I also urge the government to heed the calls from small business to fix the NBN. I was out in a country town recently trying to buy a beautiful pottery tea set from an art gallery between here and the snow. It is not in the middle of nowhere; it is actually on the highway between here and the snow. He spent half an hour trying to take my money. In the end, he stood in the paddock with his credit-card reader trying to get a signal—walking around in the paddock trying to get a signal so he could take my money. If it had been in the city I would have said, 'Forget it; I'm not waiting half an hour.' I did have somewhere to go, but I felt so sorry for the guy I actually stayed there for half an hour trying to give the guy the opportunity to take my money. Businesses want customers that are willing to pay, and I was willing to pay. In this case, I could not pay, because the technology was not there. I suspect that businesses know better today than then. We are talking here about the simplest use of NBN, which is simply to take a payment. That is before you get to the possibilities of staff that live in different cities and still manage to work in a virtual office and before you get to the upload side of things.
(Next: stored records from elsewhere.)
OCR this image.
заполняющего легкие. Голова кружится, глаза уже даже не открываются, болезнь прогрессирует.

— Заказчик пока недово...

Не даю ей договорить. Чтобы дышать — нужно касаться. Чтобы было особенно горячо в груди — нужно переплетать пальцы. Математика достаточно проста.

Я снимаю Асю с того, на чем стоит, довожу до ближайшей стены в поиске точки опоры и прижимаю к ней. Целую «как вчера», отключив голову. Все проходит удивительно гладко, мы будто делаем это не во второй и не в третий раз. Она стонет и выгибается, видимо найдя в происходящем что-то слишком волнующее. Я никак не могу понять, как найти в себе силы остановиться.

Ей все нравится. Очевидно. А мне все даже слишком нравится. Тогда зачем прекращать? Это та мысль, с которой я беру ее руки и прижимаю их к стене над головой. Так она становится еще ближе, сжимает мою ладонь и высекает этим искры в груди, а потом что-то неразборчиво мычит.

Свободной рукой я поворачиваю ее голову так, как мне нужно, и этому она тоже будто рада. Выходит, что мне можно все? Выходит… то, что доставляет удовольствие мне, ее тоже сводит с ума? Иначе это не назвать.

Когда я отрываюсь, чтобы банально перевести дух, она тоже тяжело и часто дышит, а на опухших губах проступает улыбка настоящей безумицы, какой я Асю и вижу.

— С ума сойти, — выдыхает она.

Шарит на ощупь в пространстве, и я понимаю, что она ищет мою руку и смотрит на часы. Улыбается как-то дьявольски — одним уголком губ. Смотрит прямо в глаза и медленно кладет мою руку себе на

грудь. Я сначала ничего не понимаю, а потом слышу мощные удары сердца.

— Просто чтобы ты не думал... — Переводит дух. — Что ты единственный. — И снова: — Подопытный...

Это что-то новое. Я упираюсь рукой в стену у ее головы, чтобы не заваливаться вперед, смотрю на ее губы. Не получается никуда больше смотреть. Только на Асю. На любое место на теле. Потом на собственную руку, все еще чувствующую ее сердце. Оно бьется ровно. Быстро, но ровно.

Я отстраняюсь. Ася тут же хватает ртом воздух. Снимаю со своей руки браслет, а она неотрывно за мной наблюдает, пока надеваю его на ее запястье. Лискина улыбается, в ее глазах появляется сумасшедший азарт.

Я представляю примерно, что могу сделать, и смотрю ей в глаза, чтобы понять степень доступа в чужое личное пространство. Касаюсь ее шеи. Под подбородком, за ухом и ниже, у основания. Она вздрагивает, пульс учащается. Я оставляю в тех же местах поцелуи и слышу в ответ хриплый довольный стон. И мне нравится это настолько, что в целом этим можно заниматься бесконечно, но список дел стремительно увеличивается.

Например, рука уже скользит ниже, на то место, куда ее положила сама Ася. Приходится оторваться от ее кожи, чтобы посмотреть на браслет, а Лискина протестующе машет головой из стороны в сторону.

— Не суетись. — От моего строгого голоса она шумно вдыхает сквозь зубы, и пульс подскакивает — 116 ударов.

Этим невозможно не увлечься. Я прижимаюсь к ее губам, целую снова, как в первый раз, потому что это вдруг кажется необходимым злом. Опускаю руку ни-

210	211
We really have to fix that, and I really urge the government to understand how seriously they damaged the capacity of business when they stuffed around with the NBN and went back to copper. It was a serious, serious step back in time.

Also, there is work on phoenixing. We all know that when companies phoenix—and many of them do it as a pattern, as repeat offenders—that it is small business that wears the cost. We all know someone who did the work and has no chance of being paid, and we all know businesses that have gone to the wall, not because they were not viable, but because there were people who were deliberately phoenixing in order to avoid payments. We have a government that does not seem prepared to act on that. The 'government of small business' does not seem prepared to act on that. There are many things still to do. Congratulations on this one, even though it is one year only, but there is much, much, much more to do.